A rod sliding/falling down on a frictionless horizontal plane

[Sam Jelly]

Homework Statement

Find the acceleration of the rod’s CM with respect to the frictionless floor. The rod initial angle with the floor is θ . The rod length is L.

Relevant Equations

A = r(dw/dt)

This is the answer to this question why?

My attempt :

 

[kuruman]

Your acceleration is independent of the acceleration of gravity $g$. Does this make sense to you? I would draw a free body diagram.

 

[haruspex]

This is the answer to this question why?

Are you saying the given answer to "the question" is $a_y=\frac 12L\cos(\theta)\dot\omega$? If so, the question must be "find the relationship between the linear and angular accelerations", right?

If so, I agree with you. The given answer would be for the case where the rod is not slipping.

 

[Sam Jelly]

Are you saying the given answer to "the question" is $a_y=\frac 12L\cos(\theta)\dot\omega$? If so, the question must be "find the relationship between the linear and angular accelerations", right?

If so, I agree with you. The given answer would be for the case where the rod is not slipping.

Yes, the question is to find the linear acceleration in term of the angular acceleration. But my answer seems to be different.

 

[haruspex]

Yes, the question is to find the linear acceleration in term of the angular acceleration. But my answer seems to be different.

Wait… is the question only asking for the initial acceleration when the rod is released from rest? At that time, $\omega=0$, so the answers are the same.

 

[Sam Jelly]

Wait… is the question only asking for the initial acceleration when the rod is released from rest? At that time, $\omega=0$, so the answers are the same.

It’s the acceleration at any point in time.

 

[haruspex]

It’s the acceleration at any point in time.

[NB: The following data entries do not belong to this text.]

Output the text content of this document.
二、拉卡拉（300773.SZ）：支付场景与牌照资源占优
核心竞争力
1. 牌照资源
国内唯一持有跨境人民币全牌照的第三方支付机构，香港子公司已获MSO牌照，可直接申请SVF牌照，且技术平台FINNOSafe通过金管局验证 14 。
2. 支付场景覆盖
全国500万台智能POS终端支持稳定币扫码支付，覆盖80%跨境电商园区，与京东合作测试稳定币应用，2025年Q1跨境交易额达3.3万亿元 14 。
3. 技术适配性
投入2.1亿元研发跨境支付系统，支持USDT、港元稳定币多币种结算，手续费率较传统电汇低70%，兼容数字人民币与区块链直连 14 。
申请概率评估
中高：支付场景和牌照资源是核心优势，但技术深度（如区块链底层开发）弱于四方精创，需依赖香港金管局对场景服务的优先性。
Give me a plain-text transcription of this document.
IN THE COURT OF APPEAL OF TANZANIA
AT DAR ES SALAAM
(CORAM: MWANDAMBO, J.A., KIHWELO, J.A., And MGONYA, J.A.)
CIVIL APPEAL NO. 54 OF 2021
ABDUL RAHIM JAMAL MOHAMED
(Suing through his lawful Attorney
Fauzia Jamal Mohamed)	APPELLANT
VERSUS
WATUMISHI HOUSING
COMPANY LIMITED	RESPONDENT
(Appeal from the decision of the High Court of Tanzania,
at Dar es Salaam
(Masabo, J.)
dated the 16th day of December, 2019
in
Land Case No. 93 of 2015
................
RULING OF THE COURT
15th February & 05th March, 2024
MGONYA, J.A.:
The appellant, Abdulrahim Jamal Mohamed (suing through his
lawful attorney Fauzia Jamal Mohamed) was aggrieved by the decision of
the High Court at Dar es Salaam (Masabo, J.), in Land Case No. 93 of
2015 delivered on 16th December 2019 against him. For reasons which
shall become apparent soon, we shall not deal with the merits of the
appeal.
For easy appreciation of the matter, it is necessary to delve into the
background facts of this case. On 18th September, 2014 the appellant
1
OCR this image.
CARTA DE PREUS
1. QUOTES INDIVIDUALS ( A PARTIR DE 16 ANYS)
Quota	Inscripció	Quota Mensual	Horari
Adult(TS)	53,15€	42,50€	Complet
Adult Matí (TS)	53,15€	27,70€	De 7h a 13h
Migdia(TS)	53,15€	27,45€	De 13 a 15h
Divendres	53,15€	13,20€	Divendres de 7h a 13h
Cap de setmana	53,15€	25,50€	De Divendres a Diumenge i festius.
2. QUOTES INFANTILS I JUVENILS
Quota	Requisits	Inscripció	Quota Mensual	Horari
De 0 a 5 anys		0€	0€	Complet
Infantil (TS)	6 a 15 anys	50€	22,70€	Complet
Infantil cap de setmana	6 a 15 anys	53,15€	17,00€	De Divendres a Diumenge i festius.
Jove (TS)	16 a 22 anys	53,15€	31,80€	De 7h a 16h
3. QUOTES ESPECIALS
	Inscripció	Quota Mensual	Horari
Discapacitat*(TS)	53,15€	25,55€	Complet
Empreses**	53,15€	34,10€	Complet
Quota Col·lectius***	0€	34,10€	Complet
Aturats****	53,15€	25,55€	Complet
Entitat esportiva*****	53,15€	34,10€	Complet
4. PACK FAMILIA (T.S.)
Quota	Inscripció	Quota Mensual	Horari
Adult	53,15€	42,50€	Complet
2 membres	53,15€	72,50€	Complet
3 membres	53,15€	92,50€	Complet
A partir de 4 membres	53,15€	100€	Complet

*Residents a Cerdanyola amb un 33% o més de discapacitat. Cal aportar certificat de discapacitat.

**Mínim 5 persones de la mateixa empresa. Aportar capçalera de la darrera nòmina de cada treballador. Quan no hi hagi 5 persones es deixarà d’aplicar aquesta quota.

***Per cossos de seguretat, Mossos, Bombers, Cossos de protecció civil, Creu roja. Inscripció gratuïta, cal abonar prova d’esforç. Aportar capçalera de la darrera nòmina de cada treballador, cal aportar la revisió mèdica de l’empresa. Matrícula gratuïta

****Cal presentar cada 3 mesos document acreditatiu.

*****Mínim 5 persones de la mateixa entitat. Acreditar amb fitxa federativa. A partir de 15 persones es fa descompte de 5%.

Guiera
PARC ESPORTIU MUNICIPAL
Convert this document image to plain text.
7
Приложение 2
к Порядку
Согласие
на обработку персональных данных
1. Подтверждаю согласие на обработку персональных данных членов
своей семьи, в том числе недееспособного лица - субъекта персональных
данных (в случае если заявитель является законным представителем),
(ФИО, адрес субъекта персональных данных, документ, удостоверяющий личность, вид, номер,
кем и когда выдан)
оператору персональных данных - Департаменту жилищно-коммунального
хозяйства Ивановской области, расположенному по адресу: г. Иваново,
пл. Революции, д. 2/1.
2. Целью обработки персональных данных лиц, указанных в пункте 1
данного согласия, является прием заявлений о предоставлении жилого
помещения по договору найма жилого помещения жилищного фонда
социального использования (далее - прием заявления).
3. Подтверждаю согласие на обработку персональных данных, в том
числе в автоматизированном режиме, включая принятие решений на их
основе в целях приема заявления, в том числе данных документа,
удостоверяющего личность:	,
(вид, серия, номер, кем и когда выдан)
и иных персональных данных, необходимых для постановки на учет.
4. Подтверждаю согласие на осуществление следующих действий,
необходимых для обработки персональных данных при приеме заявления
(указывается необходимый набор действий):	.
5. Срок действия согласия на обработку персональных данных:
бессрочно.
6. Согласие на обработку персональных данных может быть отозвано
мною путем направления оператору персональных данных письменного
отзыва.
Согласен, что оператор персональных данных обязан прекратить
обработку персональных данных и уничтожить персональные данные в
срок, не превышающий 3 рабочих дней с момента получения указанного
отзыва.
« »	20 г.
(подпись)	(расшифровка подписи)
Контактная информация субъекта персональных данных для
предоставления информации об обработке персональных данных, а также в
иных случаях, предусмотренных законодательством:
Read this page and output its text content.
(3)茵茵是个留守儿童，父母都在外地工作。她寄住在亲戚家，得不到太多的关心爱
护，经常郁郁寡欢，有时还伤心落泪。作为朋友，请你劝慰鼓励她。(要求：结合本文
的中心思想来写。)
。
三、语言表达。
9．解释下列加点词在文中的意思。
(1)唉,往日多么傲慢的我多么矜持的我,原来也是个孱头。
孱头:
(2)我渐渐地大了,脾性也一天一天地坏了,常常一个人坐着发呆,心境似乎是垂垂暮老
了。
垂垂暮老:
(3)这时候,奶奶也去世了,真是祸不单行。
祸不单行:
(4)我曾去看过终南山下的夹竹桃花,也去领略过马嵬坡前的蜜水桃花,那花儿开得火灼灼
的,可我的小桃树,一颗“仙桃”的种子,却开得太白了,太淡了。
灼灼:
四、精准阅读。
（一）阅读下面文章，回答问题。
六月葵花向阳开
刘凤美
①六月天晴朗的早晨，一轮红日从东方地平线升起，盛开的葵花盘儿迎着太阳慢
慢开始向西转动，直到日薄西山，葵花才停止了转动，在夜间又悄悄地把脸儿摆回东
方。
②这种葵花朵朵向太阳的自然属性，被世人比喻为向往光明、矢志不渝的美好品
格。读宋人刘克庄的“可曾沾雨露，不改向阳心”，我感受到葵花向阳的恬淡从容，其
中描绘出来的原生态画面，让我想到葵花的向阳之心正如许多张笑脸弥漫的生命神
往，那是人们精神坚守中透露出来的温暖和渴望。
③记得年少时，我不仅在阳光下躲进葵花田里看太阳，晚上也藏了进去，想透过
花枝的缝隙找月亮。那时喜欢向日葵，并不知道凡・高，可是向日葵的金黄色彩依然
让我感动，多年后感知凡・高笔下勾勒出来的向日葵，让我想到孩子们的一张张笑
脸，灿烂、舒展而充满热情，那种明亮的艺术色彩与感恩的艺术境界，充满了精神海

Ok… but why then does it say theta is the initial angle, not the angle at an arbitrary time?
Btw, you do have a sign error, so your answer is not right either.

 

[Sam Jelly]

Ok… but why then does it say theta is the initial angle, not the angle at an arbitrary time?
Btw, you do have a sign error, so your answer is not right either.

Oh yes I forgot the -sin theta.
I was also confused, at first I thought they ignored the -L/2 w^2 sin theta because it’s like in the radial direction.

 

[haruspex]

Oh yes I forgot the -sin theta.
I was also confused, at first I thought they ignored the -L/2 w^2 sin theta because it’s like in the radial direction.

Ok.
Just out of interest, here's another way to arrive at your answer.
If we add a horizontal acceleration so that the point of contact with the ground does not move, it won’t change the kinematic relationship we are interested in. In the resulting rotation, the tangential acceleration is $\frac 12L\dot\omega$, while radial acceleration is $-\frac 12L\omega^2$. Summing the vertical components yields your (corrected) answer.